On the Eve of Nativity: Shekinah


What fires our devotion to either masculine or feminine aspects of the Divine–in Its intrinsic nature, Its relation to the world, Its presence enthroned in our souls? Why does such imagery feel so essential at one stage of the journey, then less so at another? And how does all this relate to the sexual identities of queer men?

The very traditional crucifix I bought when I was twenty-one was gaunt and Germanic. It freaked out more than one of my best friends–and especially those with strong feminist commitments. Jesus wasn’t just undeniably dead, but undeniably male, and I was hardly the first conflicted gay youth who needed the dying Christ as the one lean, naked man he could adore without enduring a toxic amalgam of crushing shame and guilt. I certainly won't be the last. Eventually the crucifix came down off the wall when I fled Christianity entirely for fifteen years. When that long sabbatical was over, my pieties had shifted.

Still, I needed to find room within the life of God for my own embodiment–for what was unmistakably transcendent and sacred in my erotic experience; for what was undeniably erotic in my devotion. By dwelling on the gender and sexuality of Jesus, as resolutely as mainstream Christian religiosity works to strip him at least of the latter, if not always the former, I staked an essential claim to my wholeness as a sexual being with a spiritual life and a spiritual being with a sexual life. St. John of the Cross, riffing on the Song of Songs with a homoeroticism that hid in plain sight, gave voice to the roiling welter of my longings. Theodore Jennings’ The Man Jesus Loved (Cleveland: Pilgrim Press, 2003), opened for me a vision of queer men’s marginalized experience enshrined at the heart of the Christian tradition–as did Terence McNally’s sometimes maligned but courageous and moving play, Corpus Christi.

And then–something shifted.
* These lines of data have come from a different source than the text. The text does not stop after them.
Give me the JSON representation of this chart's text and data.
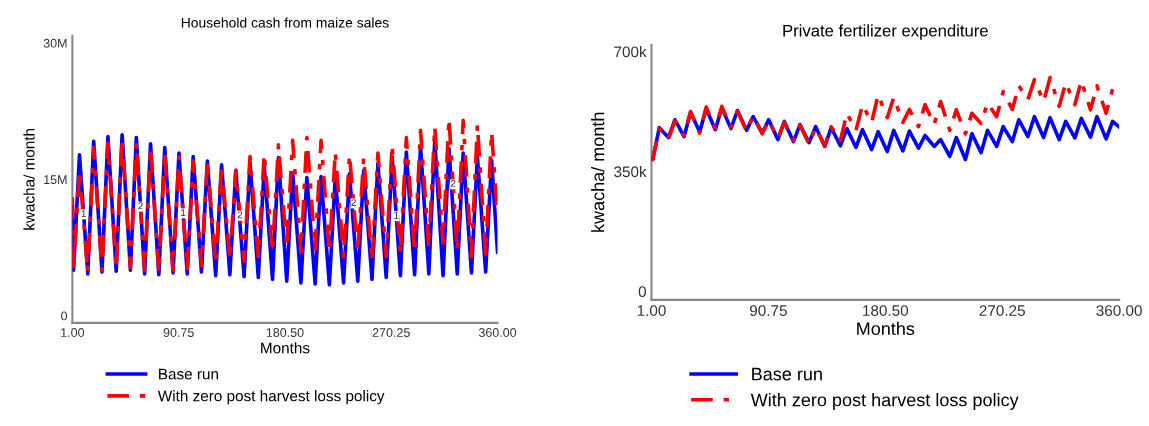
{
  "chart_data": [
    {
      "type": "line",
      "title": "Household cash from maize sales",
      "xlabel": "Months",
      "ylabel": "kwacha/ month",
      "xlim": [
        1,
        360
      ],
      "xticks": [
        {
          "value": 1,
          "label": "1.00"
        },
        {
          "value": 90.75,
          "label": "90.75"
        },
        {
          "value": 180.5,
          "label": "180.50"
        },
        {
          "value": 270.25,
          "label": "270.25"
        },
        {
          "value": 360,
          "label": "360.00"
        }
      ],
      "ylim": [
        -800000,
        30800000
      ],
      "yticks": [
        0,
        {
          "value": 15000000,
          "label": "15M"
        },
        {
          "value": 30000000,
          "label": "30M"
        }
      ],
      "grid": false,
      "legend": "bottom",
      "marker": "none",
      "x": [
        1,
        2,
        7,
        14,
        19,
        26,
        31,
        38,
        43,
        50,
        55,
        62,
        67,
        74,
        79,
        86,
        91,
        98,
        103,
        110,
        115,
        122,
        127,
        134,
        139,
        146,
        151,
        158,
        163,
        170,
        175,
        182,
        187,
        194,
        199,
        206,
        211,
        218,
        223,
        230,
        235,
        242,
        247,
        254,
        259,
        266,
        271,
        278,
        283,
        290,
        295,
        302,
        307,
        314,
        319,
        326,
        331,
        338,
        343,
        350,
        355,
        360
      ],
      "series": [
        {
          "name": "Base run",
          "color": "#0000ff",
          "line_style": "solid",
          "values": [
            12000000,
            5000000,
            17700000,
            4600000,
            19200000,
            4800000,
            19700000,
            4900000,
            19900000,
            5000000,
            19600000,
            4600000,
            18900000,
            4500000,
            18500000,
            4700000,
            17900000,
            4600000,
            17500000,
            4800000,
            17000000,
            4400000,
            16600000,
            4500000,
            16000000,
            4300000,
            16900000,
            4200000,
            16400000,
            4000000,
            17400000,
            3800000,
            15700000,
            3600000,
            15200000,
            3500000,
            15300000,
            3400000,
            15300000,
            3600000,
            15600000,
            3800000,
            16000000,
            4000000,
            16800000,
            4200000,
            17500000,
            4400000,
            18000000,
            4500000,
            18600000,
            4600000,
            19300000,
            4400000,
            18400000,
            4600000,
            17900000,
            4700000,
            17500000,
            4800000,
            17100000,
            7000000
          ]
        },
        {
          "name": "With zero post harvest loss policy",
          "color": "#ff0000",
          "line_style": "dashed",
          "values": [
            13000000,
            5000000,
            16000000,
            4800000,
            18500000,
            5000000,
            19000000,
            5200000,
            19500000,
            5300000,
            19000000,
            5000000,
            18500000,
            4800000,
            18000000,
            5000000,
            17500000,
            5200000,
            17000000,
            5500000,
            17000000,
            5800000,
            16500000,
            6200000,
            16000000,
            6000000,
            17500000,
            6500000,
            17800000,
            7000000,
            18800000,
            7500000,
            19300000,
            7000000,
            19600000,
            7300000,
            19300000,
            7000000,
            18000000,
            6500000,
            17700000,
            7000000,
            17400000,
            6000000,
            17900000,
            6500000,
            18800000,
            6800000,
            19600000,
            7000000,
            20400000,
            7500000,
            20800000,
            8000000,
            21700000,
            7200000,
            21500000,
            6500000,
            21000000,
            6800000,
            20200000,
            11000000
          ]
        }
      ],
      "annotations": [
        {
          "text": "1",
          "x": 10.5,
          "y": 11150000
        },
        {
          "text": "1",
          "x": 94.5,
          "y": 11250000
        },
        {
          "text": "1",
          "x": 274.5,
          "y": 10950000
        },
        {
          "text": "2",
          "x": 58.5,
          "y": 12000000
        },
        {
          "text": "2",
          "x": 142.5,
          "y": 11000000
        },
        {
          "text": "2",
          "x": 238.5,
          "y": 12350000
        },
        {
          "text": "2",
          "x": 322.5,
          "y": 14450000
        }
      ]
    },
    {
      "type": "line",
      "title": "Private fertilizer expenditure",
      "xlabel": "Months",
      "ylabel": "kwacha/ month",
      "xlim": [
        1,
        360
      ],
      "xticks": [
        {
          "value": 1,
          "label": "1.00"
        },
        {
          "value": 90.75,
          "label": "90.75"
        },
        {
          "value": 180.5,
          "label": "180.50"
        },
        {
          "value": 270.25,
          "label": "270.25"
        },
        {
          "value": 360,
          "label": "360.00"
        }
      ],
      "ylim": [
        -25000,
        720000
      ],
      "yticks": [
        0,
        {
          "value": 350000,
          "label": "350k"
        },
        {
          "value": 700000,
          "label": "700k"
        }
      ],
      "grid": false,
      "legend": "bottom",
      "marker": "none",
      "x": [
        1,
        2,
        7,
        14,
        19,
        26,
        31,
        38,
        43,
        50,
        55,
        62,
        67,
        74,
        79,
        86,
        91,
        98,
        103,
        110,
        115,
        122,
        127,
        134,
        139,
        146,
        151,
        158,
        163,
        170,
        175,
        182,
        187,
        194,
        199,
        206,
        211,
        218,
        223,
        230,
        235,
        242,
        247,
        254,
        259,
        266,
        271,
        278,
        283,
        290,
        295,
        302,
        307,
        314,
        319,
        326,
        331,
        338,
        343,
        350,
        355,
        360
      ],
      "series": [
        {
          "name": "Base run",
          "color": "#0000ff",
          "line_style": "solid",
          "values": [
            390000,
            385000,
            478000,
            449000,
            501000,
            452000,
            522000,
            466000,
            533000,
            472000,
            536000,
            475000,
            528000,
            470000,
            510000,
            463000,
            501000,
            443000,
            496000,
            437000,
            487000,
            434000,
            481000,
            423000,
            478000,
            425000,
            475000,
            420000,
            472000,
            414000,
            466000,
            408000,
            470000,
            410000,
            468000,
            418000,
            455000,
            423000,
            443000,
            394000,
            449000,
            385000,
            460000,
            405000,
            470000,
            423000,
            481000,
            437000,
            501000,
            452000,
            510000,
            449000,
            507000,
            443000,
            496000,
            448000,
            505000,
            450000,
            510000,
            445000,
            496000,
            480000
          ]
        },
        {
          "name": "With zero post harvest loss policy",
          "color": "#ff0000",
          "line_style": "dashed",
          "values": [
            392000,
            385000,
            475000,
            445000,
            498000,
            455000,
            525000,
            462000,
            538000,
            475000,
            540000,
            478000,
            525000,
            468000,
            512000,
            460000,
            498000,
            447000,
            493000,
            440000,
            485000,
            430000,
            478000,
            425000,
            480000,
            440000,
            520000,
            470000,
            545000,
            493000,
            574000,
            507000,
            566000,
            493000,
            531000,
            481000,
            545000,
            487000,
            554000,
            470000,
            530000,
            460000,
            520000,
            490000,
            550000,
            510000,
            583000,
            531000,
            600000,
            560000,
            618000,
            554000,
            624000,
            540000,
            609000,
            545000,
            615000,
            530000,
            600000,
            520000,
            590000,
            600000
          ]
        }
      ]
    }
  ]
}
Profoundly. Slowly. Starting with a day given over entirely to imagery of the Goddess at the Body Electric School’s Erotic Temple retreat. In digging deeper into Julian of Norwich’s vision of God as both Father and Mother. In building an outdoor altar that turned out to be disastrously and arrogantly incomplete in its failure to honor God’s feminine aspect in the world. In praying for Luke, a friend’s grandson born dangerously premature: I knew nothing better that I could ask on his behalf, but that God’s Shekinah–her Presence–would enfold him as the womb he still so desperately needed in order to survive--and realizing that, when all was said and done, Luke and I were in the same boat. Finally, in my spiritual director's encouragement to meditate on Jesus’s own experience of Advent–the whole of which he spent in amniotic fluid.
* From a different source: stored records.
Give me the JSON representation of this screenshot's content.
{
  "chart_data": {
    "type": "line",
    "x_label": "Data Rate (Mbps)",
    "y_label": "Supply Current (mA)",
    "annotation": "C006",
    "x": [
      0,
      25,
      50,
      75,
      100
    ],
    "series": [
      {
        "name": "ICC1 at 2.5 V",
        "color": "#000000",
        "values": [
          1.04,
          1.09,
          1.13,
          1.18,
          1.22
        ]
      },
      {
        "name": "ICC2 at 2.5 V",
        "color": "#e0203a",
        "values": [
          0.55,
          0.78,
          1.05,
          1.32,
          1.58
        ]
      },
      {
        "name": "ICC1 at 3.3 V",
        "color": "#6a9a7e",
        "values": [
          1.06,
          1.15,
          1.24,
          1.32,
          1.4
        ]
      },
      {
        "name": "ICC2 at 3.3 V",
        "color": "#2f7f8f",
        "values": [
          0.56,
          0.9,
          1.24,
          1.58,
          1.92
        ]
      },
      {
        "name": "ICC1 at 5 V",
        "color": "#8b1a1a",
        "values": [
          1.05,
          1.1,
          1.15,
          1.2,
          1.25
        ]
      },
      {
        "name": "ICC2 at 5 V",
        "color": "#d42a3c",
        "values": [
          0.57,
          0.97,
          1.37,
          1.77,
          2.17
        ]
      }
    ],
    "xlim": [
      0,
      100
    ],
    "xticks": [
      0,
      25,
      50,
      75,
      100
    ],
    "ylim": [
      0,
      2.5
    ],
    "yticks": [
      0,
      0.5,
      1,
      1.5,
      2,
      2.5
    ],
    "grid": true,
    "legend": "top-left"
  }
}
The shift has been, and continues to be, a wondrous discovery. After years of needing an image of God in which I could recognize myself in order find validation, I surprise myself by taking rich comfort in the enfolding Shekinah of God as Mother; in a validation prior to all our searching, all our striving. I have no idea how long I’ll float here, before the next stage in the journey. I only know that this is a place of safety and of deep, unspoken joy.